CRUDE OIL

WTI Crude Oil Price Reaches Key Inflection Point, Downside Risk Increases as Global Supply Builds

Witawat (Ed) Wijaranakula, Ph.D.
Thu Oct 1, 2015

The spot WTI crude oil price, traded on the Chicago Mercantile Exchange, surged to an intraday high of U.S. $47.10 per barrel on Thursday before tumbling 5.01% to settle at U.S. $44.74 per barrel, after Russia resumed its second day of airstrikes in Syria and Iran is preparing for a ground offensive. Traders were concerned about the escalation of the conflict, as the U.S. government claimed that Russian airstrikes targeted CIA-backed rebels. 

According to The Huffington Post, there is a U.S. rebel-training operation run by the CIA in southern Syria, which trained about 10,000 rebel fighters on a budget approaching $1 billion a year. In June, the House Intelligence Committee voted unanimously to cut the CIA Syria budget, by as much as 20%, after facing skepticism of its effectiveness.

The U.S. Energy Information Administration (EIA) said on Wednesday that the U.S. commercial crude-oil inventories rose to 457.9 million barrels, up 4 million barrels in the week ended September 25. Analysts surveyed by The Wall Street Journal had expected an inventory build of 1 million barrels. Excluding the Strategic Petroleum Reserve of about 695.1 million barrels, U.S. crude oil inventories remain near levels not seen for this time of year in at least the last 80 years. The U.S. consumes an average of 19.11 million barrels per day (bpd) and produces about 9.14 million bpd.

Bloomberg reported that Saudi Arabia’s commercial petroleum stockpiles increased to 320 million barrels, the highest since at least 2002, from 319.5 million barrels in June, according to data on the Riyadh-based Joint Organisations Data Initiative's website on Sunday. Saudi Arabia told OPEC that its June production of 10.564 million bpd was a record, exceeding a previous all-time high set in 1980.

The P5+1 countries, which include the U.S., Russia, U.K., France, China and Germany, reached a nuclear deal with Iran on July 14. In early August, Iranian Oil Minister Bijan Namdar Zanganeh said that Iran can increase its production by 500,000 bpd within a week after sanctions end, and by 1 million bpd within a month following that. As reported by MarketWatch, Iran has at least 34 supertankers full of oil, which is about 50 million barrels or more, ready to be delivered as soon as sanctions are lifted.

The September 17 deadline for Congress to accept or reject the Iran nuclear deal agreement has passed, while the U.S. Senate refused to debate or vote on the agreement. The deal proposed by the Obama administration is already backed by at least 41 senators, while only 34 votes in the Senate are required to ensure lawmakers cannot kill the deal. 
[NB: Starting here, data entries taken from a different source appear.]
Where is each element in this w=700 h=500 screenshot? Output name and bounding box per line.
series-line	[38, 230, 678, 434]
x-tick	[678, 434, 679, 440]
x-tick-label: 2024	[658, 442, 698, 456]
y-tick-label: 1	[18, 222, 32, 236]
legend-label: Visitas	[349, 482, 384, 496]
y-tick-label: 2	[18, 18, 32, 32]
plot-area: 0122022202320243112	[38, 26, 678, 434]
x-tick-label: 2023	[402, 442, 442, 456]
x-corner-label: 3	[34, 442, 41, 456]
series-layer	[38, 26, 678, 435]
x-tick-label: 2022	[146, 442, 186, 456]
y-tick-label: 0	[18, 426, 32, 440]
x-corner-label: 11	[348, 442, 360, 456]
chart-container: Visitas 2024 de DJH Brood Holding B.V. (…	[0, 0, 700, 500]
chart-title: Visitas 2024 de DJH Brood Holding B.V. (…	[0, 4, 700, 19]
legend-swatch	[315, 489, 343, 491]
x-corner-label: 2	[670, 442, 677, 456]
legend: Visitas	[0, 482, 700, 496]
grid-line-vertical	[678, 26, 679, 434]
The House just voted on Thursday on a bill to block implementation of the Iran nuclear deal until Tehran pays more than $43 billion in damages that U.S. courts have awarded to victims of Iranian-sponsored terror. The Wall Street Journal reported that with the agreement now backed by a United Nations resolution and with efforts to defeat the accord in the U.S. Congress having failed, the parties in the Iran nuclear deal aim for implementation in early 2016.

As of September 22, there are 489,204 long positions of non-commercial contracts of light sweet crude oil futures, traded on the New York Mercantile Exchange by hedge funds and dealers, an increase of 3,385 long positions from last week, according to the Commitment of Traders (COT) data released by the Commodity Futures Trading Commission (CFTC) each Friday. 

This is compared to about 229,775 short positions, a decrease of 16,658 short positions from last week where light sweet crude oil contracts are traded in units of 1,000 barrels. Hedge funds and dealers have increased the net long positions by about 20,043 contracts, in anticipation of a breakout in the crude oil prices.

Technically, the crude oil price has been moving in a descending wedge chart pattern since June. In late August, Venezuela asked OPEC for an emergency meeting, which sent the crude oil price soaring and broke out the descending wedge. Since then, the crude oil price has been moving in a symmetrical triangle chart pattern as traders can’t decide in which direction the crude oil price will be moving next. 

From the chart pattern, it looks more likely that the crude oil price will eventually break down and head to retest the U.S. $40 per barrel level, sooner rather than later, as global crude oil supply continues to build.